Show that `(p^^q)vv(~p)vv(p^^~q)` is a tautology

To show that the expression \((p \land q) \lor (\neg p) \lor (p \land \neg q)\) is a tautology, we will create a truth table and evaluate the expression for all possible truth values of \(p\) and \(q\). ### Step 1: Identify the variables The variables in the expression are \(p\) and \(q\). ### Step 2: Create a truth table We will create a truth table that includes all possible combinations of truth values for \(p\) and \(q\).

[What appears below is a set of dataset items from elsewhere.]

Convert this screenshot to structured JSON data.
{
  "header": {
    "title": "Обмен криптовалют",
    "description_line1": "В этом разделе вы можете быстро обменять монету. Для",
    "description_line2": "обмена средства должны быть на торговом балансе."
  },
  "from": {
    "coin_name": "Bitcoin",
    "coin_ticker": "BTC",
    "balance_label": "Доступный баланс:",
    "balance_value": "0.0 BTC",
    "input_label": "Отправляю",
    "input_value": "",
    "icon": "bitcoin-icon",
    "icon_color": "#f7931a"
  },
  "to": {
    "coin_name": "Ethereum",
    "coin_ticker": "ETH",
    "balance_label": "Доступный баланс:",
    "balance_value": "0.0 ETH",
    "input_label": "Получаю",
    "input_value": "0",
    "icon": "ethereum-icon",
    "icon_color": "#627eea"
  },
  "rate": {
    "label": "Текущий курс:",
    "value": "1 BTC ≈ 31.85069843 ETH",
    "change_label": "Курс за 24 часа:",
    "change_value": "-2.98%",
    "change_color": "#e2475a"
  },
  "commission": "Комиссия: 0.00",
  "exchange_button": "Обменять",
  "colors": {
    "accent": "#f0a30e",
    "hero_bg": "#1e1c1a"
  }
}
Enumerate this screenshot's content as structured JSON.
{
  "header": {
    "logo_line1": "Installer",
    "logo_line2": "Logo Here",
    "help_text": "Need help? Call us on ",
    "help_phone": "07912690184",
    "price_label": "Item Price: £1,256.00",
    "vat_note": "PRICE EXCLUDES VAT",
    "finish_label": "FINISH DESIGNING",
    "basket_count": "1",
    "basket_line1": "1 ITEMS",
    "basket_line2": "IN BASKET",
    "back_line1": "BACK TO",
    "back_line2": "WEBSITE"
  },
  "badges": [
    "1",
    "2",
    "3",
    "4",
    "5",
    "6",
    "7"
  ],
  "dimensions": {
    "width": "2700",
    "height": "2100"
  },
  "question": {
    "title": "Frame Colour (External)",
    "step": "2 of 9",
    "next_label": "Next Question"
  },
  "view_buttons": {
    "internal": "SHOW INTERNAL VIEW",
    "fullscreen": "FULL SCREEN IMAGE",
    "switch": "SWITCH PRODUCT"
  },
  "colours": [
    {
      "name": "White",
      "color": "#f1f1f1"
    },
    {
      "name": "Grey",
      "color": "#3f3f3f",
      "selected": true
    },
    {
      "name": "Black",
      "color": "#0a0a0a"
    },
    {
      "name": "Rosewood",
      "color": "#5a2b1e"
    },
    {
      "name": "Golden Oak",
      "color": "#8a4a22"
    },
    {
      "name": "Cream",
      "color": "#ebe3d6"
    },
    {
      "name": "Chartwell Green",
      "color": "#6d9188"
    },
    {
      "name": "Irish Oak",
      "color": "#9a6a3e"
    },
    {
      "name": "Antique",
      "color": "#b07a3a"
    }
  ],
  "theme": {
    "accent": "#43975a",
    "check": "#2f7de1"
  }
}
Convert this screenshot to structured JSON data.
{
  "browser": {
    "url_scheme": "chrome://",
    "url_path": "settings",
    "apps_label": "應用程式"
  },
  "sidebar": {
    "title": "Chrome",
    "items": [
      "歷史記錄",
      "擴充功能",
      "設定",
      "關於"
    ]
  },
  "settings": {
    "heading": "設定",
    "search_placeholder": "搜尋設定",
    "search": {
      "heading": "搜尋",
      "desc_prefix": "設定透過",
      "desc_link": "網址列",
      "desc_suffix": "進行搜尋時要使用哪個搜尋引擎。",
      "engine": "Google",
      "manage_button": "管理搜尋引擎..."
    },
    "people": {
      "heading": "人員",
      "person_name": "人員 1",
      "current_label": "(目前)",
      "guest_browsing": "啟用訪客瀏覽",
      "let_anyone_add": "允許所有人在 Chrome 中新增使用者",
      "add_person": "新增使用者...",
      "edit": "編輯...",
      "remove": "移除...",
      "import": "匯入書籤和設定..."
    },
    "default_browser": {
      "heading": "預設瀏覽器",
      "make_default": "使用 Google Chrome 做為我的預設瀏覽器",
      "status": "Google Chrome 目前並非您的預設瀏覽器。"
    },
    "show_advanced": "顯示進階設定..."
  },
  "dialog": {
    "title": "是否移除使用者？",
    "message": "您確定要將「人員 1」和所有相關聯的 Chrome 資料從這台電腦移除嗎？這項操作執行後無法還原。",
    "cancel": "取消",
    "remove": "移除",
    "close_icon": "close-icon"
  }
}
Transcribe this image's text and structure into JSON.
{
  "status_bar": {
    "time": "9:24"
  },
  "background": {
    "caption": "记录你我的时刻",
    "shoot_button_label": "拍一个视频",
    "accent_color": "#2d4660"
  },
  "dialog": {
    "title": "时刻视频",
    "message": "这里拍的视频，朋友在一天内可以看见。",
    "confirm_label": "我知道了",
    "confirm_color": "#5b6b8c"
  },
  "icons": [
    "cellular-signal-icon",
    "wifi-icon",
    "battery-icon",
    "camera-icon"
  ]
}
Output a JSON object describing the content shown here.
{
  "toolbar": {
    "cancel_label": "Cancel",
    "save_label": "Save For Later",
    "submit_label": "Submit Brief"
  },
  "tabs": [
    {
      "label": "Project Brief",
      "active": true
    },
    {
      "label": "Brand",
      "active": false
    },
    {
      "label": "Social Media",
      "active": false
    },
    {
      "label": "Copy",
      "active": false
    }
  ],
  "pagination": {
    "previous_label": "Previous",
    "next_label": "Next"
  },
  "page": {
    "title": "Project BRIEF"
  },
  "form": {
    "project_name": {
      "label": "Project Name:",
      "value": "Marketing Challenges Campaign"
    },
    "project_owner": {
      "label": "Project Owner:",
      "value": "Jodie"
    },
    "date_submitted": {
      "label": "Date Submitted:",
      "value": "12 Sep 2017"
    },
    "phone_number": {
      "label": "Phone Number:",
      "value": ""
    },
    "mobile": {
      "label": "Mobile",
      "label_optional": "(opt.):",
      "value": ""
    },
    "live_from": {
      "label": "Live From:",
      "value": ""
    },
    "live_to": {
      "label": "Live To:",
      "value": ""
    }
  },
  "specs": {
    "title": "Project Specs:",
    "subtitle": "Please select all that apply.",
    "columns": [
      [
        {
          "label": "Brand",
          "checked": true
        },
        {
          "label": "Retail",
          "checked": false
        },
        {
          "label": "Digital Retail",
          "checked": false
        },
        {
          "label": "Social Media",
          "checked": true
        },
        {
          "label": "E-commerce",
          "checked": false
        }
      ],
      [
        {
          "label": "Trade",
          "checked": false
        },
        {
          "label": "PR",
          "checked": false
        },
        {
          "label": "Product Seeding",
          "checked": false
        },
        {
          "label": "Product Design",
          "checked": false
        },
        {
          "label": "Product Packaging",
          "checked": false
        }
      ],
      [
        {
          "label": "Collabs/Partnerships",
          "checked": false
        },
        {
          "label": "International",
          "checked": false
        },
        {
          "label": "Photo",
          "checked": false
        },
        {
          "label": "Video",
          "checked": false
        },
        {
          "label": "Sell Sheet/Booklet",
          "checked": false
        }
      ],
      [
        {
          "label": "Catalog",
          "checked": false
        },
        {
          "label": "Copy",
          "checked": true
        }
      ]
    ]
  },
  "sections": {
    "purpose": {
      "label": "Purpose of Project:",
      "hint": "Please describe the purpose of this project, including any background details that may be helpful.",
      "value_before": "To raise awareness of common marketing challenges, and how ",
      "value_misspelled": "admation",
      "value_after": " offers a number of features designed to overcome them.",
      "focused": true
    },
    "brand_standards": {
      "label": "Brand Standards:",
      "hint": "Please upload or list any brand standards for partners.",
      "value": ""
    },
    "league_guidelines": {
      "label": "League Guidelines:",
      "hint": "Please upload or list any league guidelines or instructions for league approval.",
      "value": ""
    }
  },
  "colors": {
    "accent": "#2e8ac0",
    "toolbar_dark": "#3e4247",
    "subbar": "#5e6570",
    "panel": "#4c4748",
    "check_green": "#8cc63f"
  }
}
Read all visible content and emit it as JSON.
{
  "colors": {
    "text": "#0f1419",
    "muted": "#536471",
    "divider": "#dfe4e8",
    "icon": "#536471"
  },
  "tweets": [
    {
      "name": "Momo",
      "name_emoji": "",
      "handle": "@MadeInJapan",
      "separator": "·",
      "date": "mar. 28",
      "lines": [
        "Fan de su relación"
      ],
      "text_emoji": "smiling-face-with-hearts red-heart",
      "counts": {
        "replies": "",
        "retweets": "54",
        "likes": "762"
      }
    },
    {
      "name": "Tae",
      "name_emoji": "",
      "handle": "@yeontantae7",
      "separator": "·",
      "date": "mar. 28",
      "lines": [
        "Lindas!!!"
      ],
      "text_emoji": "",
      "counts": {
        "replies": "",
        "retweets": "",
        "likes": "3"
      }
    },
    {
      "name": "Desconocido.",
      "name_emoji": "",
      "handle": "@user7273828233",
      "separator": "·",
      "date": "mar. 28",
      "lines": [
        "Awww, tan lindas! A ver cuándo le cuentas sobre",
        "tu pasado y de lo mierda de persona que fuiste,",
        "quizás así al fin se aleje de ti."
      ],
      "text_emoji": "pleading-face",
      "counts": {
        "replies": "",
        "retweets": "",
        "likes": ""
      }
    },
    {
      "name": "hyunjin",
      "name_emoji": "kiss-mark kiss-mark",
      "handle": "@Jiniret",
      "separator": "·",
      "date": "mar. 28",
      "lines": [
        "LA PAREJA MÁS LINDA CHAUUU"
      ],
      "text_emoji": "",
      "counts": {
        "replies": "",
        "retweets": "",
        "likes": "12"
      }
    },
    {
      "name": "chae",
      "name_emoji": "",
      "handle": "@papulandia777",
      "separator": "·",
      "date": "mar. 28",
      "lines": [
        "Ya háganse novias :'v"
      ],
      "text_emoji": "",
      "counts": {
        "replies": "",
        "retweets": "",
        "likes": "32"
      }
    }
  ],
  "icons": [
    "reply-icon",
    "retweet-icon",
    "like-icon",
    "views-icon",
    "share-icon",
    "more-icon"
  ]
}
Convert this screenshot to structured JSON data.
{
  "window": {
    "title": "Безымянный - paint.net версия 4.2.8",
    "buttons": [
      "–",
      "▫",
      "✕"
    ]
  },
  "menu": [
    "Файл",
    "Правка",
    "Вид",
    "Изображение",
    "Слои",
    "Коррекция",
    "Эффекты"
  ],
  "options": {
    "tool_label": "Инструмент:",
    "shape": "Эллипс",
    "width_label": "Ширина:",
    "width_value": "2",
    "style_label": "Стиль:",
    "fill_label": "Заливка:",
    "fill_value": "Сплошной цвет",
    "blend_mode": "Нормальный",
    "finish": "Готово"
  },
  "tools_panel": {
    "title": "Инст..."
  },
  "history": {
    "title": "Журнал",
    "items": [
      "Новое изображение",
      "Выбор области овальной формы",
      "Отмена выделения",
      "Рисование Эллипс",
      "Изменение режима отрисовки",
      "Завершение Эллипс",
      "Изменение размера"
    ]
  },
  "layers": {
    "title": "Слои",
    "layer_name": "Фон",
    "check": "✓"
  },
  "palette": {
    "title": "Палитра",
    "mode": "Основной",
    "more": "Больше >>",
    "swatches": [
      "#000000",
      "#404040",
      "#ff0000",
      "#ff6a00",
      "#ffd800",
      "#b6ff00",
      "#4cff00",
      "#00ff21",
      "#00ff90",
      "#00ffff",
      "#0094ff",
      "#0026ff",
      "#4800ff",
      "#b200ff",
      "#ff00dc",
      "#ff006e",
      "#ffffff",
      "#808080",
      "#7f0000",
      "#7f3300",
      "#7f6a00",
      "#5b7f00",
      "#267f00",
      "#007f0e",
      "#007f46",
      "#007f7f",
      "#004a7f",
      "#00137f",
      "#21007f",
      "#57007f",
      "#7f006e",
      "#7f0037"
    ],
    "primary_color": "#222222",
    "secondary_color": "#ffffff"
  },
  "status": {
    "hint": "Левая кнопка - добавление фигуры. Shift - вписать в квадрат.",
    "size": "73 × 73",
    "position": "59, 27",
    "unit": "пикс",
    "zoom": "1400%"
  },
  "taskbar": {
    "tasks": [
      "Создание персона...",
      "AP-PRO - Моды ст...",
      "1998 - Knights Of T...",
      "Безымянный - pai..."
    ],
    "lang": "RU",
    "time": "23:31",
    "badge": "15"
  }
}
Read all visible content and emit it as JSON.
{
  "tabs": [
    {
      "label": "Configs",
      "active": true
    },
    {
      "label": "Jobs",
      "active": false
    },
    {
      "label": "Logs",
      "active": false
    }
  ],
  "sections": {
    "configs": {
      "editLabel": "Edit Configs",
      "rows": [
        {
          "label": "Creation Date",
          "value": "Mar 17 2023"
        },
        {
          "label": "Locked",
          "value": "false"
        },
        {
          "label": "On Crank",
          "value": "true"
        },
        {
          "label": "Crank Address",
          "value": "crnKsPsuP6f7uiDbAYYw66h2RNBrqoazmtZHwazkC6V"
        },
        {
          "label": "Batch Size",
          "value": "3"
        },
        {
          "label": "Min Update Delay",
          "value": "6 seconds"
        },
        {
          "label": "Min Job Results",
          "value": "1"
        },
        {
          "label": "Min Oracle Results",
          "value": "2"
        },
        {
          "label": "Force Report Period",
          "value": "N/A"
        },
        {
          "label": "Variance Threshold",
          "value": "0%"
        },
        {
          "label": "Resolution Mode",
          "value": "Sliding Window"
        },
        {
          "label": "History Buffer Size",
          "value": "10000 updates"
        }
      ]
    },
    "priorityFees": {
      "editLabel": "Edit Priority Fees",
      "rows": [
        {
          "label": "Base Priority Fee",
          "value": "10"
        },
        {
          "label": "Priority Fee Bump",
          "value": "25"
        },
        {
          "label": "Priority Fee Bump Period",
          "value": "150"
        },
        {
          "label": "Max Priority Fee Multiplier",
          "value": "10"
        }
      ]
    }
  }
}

There are 2 variables, so we will have \(2^2 = 4\) rows. | \(p\) | \(q\) | \(\neg p\) | \(\neg q\) | \(p \land q\) | \(p \land \neg q\) | \((p \land q) \lor (\neg p) \lor (p \land \neg q)\) | |-------|-------|------------|------------|----------------|---------------------|-----------------------------------------------------| | T | T | F | F | T | F | T | | T | F | F | T | F | T | T | | F | T | T | F | F | F | T | | F | F | T | T | F | F | T | ### Step 3: Fill in the truth table 1. **Negation of \(p\) (\(\neg p\))**: If \(p\) is True (T), then \(\neg p\) is False (F), and vice versa. 2. **Negation of \(q\) (\(\neg q\))**: If \(q\) is True (T), then \(\neg q\) is False (F), and vice versa. 3. **Conjunction \(p \land q\)**: This is True only when both \(p\) and \(q\) are True. 4. **Conjunction \(p \land \neg q\)**: This is True when \(p\) is True and \(q\) is False. 5. **Final Expression**: The final expression \((p \land q) \lor (\neg p) \lor (p \land \neg q)\) is True if at least one of the components is True. ### Step 4: Analyze the final column From the truth table, we see that the final column, which represents the expression \((p \land q) \lor (\neg p) \lor (p \land \neg q)\), is True for all combinations of \(p\) and \(q\). Therefore, the expression is a tautology. ### Conclusion Since the expression evaluates to True for all possible truth values of \(p\) and \(q\), we conclude that \((p \land q) \lor (\neg p) \lor (p \land \neg q)\) is indeed a tautology.